Live townhall TODAY at 1 p.m. ET: Join us today for the next live townhall with our CEO. Graham will be joined by Dr. Isra Levy, vice-president, medical affairs and innovation, and Judie Leach-Bennett, vice-president, general counsel and chief risk officer, to address your questions about approved vaccines, how Canadian Blood Services is advocating on your behalf has a high-priority health-care organization and other topics that are top of mind for you. Click the meeting link in your Outlook invite to join live. Can’t make it? An event recording will be made available on your COVID-19 employee portal shortly following the live broadcast.
Winter Wellness Challenge week six — get active outdoors: With temperatures starting to warm up across the country, this week is the perfect opportunity to commit to more time outdoors. Exposure to fresh air and sunshine are key components to our overall well-being, and week six, the final week of the Winter Wellness Challenge, is all about getting active outside. “Being connected to our environment is critical,” says Sunil Mudaliar, a wellness champion, brand ambassador and the manager of facilities, operations and programs in British Columbia. “I started going for a walk or run every day, rain or shine, and I felt so much better.” Read more about Sunil’s six tips to increase your physical activity in the great outdoors on Connect.
Five reasons to #BeAHero and join the stem cell registry: Monique Sosa, a brand ambassador and writer for our digital marketing team is supporting our annual #BeAHero initiative to recruit potential stem cell donors to Canadian Blood Services Stem Cell Registry. We sat down with Monique to discuss what the campaign means to her and why she’s hoping other Canadians will join in supporting diverse patients in need. “The Canadian Blood Services Stem Cell Registry is not very diverse” says Monique. “About two-thirds of registrants are Caucasian. And that really hit home for me. I was born and raised in Belize, and I’m of mixed Hispanic and Mestizo background. If I or someone in my family needed a stem cell transplant, I know it’s very likely we would struggle to find a match.” Hear more from Monique and why registering to be a hero is so important on blood.ca/stories.
For this nine-year old, the need for blood never stops: Like many other kids, Journey Dickson has had to grapple with certain elements of his childhood being put on hold for the past year. One part of everyday life that hasn’t changed, however, is his ongoing need for blood transfusions. Every three weeks, Journey must skip a day of online school, suit up in his protective mask and visor and prepare for a full day of blood work and transfusions. This is because Journey was born with Diamond Blackfan Anemia (DBA), a rare blood disorder that affects the bone marrow. People who live with DBA produce little to no red blood cells and regular blood transfusions often become a critical part of life to help prevent anemia; a condition that can result in symptoms like fatigue, weakness and shortness of breath. Read more on blood.ca/stories.
Question of the day: Will donating blood reduce the effectiveness of the COVID-19 vaccine?
No — there is no suggestion or evidence in the research available that donating blood will reduce the effectiveness of the COVID-19 vaccine.
To understand this a little better, it is important to know why blood donation won’t impact the efficacy of the COVID-19 vaccine and how vaccines develop immunity in our bodies in the first place.
Even though our blood can provide lifesaving products and services to patients in need, donating does not remove the vaccine from the body. It also won’t deplete the body of important immune fighting cells and antibodies that are formed in response to the vaccine.
Vaccines help develop immunity by imitating an infection.

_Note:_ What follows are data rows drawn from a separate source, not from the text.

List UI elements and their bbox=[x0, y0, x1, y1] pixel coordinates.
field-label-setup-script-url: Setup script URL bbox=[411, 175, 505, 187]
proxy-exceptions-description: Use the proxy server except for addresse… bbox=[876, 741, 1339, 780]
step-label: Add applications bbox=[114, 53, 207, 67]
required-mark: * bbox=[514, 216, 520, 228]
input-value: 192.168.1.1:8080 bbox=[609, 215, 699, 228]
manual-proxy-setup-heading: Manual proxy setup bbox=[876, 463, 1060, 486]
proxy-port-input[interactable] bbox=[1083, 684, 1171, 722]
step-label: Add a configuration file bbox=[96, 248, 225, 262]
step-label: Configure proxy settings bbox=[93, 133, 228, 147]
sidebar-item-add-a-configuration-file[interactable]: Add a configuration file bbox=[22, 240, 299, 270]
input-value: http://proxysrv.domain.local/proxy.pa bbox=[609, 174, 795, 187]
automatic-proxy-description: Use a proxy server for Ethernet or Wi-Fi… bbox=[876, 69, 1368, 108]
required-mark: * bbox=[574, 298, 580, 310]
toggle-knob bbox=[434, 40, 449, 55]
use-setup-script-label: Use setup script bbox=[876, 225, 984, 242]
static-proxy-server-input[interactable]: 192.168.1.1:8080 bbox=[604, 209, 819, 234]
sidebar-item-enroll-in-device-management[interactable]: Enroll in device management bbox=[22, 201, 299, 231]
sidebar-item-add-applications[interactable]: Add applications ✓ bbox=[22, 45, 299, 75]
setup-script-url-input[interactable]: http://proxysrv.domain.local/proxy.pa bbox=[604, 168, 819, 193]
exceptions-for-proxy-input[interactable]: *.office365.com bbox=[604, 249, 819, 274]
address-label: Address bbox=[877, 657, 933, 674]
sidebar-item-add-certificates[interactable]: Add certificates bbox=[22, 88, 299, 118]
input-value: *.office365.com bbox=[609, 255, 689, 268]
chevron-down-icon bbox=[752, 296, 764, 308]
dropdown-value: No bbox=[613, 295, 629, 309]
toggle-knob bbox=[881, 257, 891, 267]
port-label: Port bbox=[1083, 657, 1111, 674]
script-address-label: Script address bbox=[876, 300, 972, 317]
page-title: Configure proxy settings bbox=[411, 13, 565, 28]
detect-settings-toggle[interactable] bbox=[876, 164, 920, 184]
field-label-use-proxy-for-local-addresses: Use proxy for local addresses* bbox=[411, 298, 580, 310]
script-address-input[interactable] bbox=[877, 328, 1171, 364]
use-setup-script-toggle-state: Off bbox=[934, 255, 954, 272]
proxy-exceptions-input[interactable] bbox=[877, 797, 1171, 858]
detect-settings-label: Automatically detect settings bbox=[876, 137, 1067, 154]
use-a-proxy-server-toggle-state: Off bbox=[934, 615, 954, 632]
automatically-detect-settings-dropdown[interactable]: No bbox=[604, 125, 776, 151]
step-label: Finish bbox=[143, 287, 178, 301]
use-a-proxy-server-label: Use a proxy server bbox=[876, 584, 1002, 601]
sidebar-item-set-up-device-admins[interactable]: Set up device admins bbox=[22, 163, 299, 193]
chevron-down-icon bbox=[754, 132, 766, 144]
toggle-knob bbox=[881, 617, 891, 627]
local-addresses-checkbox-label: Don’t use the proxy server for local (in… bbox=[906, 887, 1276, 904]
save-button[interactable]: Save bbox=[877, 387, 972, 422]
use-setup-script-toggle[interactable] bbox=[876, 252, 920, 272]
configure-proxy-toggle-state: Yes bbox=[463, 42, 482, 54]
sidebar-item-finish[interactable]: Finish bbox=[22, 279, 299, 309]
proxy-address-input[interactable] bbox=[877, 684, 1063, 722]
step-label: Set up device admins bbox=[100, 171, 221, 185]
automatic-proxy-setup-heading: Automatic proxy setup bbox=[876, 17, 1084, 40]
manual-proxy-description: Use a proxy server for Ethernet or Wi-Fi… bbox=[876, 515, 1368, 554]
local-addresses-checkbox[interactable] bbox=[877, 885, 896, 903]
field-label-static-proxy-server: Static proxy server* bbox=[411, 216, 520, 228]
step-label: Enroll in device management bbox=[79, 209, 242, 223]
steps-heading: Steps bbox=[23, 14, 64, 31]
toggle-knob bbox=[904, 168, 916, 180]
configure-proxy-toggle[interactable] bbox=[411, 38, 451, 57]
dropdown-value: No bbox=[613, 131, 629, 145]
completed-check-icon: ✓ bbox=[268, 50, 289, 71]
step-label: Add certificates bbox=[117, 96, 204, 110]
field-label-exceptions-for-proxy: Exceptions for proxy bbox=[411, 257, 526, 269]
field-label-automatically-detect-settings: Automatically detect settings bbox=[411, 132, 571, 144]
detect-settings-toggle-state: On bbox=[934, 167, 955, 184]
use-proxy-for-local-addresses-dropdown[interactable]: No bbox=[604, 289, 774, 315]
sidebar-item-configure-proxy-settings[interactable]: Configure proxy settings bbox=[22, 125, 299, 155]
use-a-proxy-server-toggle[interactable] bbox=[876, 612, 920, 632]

This type of infection doesn’t cause major illness, but it does cause the immune system to produce special white blood cells and antibodies that will remember how to fight that disease in the future. These immune responses are stored throughout the body, in the blood and certain organs like the spleen.

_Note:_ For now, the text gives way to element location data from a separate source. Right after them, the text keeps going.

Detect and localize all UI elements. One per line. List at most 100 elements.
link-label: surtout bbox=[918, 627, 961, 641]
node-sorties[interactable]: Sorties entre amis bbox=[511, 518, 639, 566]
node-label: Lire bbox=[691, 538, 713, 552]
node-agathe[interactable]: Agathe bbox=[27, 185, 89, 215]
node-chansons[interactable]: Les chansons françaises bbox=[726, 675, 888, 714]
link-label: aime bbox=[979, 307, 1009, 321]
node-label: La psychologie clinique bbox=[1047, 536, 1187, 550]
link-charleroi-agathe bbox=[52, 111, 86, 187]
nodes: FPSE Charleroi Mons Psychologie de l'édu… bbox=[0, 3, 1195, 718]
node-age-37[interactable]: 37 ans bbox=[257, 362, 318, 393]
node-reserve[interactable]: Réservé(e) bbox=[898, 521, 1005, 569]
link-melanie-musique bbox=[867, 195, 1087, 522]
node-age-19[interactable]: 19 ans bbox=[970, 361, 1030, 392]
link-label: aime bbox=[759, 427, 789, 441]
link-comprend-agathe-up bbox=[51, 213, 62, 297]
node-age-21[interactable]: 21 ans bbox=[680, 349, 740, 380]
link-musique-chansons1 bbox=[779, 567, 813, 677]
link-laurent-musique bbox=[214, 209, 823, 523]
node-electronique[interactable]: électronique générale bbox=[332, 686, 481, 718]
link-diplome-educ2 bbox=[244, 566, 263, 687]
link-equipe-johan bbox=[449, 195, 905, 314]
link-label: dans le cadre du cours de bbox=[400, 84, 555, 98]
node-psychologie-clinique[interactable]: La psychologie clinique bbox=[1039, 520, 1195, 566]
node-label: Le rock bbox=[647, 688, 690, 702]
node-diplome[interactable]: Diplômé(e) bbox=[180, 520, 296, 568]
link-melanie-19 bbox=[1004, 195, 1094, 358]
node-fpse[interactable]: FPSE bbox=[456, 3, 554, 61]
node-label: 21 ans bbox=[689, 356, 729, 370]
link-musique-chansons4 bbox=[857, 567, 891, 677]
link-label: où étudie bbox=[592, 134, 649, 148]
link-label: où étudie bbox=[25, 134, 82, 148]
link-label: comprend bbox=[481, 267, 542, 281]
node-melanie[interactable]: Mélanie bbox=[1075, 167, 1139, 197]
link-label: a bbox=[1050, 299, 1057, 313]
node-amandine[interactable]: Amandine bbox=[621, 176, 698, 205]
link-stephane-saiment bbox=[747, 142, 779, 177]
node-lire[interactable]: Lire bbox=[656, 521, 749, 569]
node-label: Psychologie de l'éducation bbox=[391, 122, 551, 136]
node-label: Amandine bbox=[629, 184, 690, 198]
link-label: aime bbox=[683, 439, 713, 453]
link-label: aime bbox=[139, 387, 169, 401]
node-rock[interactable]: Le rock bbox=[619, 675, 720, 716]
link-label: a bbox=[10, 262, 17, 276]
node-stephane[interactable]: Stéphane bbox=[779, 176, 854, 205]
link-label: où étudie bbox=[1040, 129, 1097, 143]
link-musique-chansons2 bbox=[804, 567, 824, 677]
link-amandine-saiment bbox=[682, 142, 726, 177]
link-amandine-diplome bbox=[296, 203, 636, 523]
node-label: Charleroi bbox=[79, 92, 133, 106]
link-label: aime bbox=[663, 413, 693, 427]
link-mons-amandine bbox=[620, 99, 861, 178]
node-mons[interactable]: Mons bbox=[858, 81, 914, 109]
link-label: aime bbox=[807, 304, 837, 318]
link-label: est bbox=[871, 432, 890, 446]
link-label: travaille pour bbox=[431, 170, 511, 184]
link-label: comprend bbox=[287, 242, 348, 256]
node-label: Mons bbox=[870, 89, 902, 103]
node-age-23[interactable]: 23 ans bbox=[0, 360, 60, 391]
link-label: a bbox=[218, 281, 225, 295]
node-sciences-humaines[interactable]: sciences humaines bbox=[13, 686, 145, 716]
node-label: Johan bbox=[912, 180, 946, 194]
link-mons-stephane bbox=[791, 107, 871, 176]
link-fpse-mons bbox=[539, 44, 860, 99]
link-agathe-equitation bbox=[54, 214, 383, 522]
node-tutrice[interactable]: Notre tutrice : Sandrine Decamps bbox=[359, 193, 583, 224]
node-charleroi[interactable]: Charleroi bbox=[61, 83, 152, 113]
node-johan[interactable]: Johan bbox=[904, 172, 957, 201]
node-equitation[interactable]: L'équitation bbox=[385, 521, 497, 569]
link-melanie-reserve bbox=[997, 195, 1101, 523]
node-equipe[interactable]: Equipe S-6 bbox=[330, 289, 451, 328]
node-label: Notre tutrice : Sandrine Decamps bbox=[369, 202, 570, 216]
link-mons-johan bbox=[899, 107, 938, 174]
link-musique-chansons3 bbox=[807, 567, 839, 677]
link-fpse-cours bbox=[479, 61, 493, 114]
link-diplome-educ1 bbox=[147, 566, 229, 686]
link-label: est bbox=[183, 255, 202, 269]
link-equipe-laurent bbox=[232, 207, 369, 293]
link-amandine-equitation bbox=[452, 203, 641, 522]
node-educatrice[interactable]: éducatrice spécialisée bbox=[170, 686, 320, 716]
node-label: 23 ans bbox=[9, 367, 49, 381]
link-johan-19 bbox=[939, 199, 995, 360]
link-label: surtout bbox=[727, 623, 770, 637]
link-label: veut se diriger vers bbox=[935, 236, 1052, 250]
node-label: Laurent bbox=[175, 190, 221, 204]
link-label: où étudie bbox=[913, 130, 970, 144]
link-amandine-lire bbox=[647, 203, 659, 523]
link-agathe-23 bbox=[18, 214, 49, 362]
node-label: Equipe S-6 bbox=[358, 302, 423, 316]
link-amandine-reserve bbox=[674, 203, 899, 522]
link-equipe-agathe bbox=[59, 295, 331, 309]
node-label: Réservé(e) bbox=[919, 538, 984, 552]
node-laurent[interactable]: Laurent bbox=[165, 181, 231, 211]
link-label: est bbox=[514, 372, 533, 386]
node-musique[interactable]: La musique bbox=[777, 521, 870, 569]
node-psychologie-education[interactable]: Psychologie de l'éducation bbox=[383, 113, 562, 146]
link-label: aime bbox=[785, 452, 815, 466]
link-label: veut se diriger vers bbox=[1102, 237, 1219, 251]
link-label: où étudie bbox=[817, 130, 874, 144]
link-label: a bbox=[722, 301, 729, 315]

A very small number of white blood cells might be in the blood that is taken during blood donation, but that amount would not be enough to affect the bodies “memory” or antibodies responsible for fighting the disease.
To put it in perspective, average adults have about five to six liters of blood in their bodies, and whole blood donation requires only about 500 ml. The human body is constantly producing more blood, including the white blood cells required for our immunity against all infections.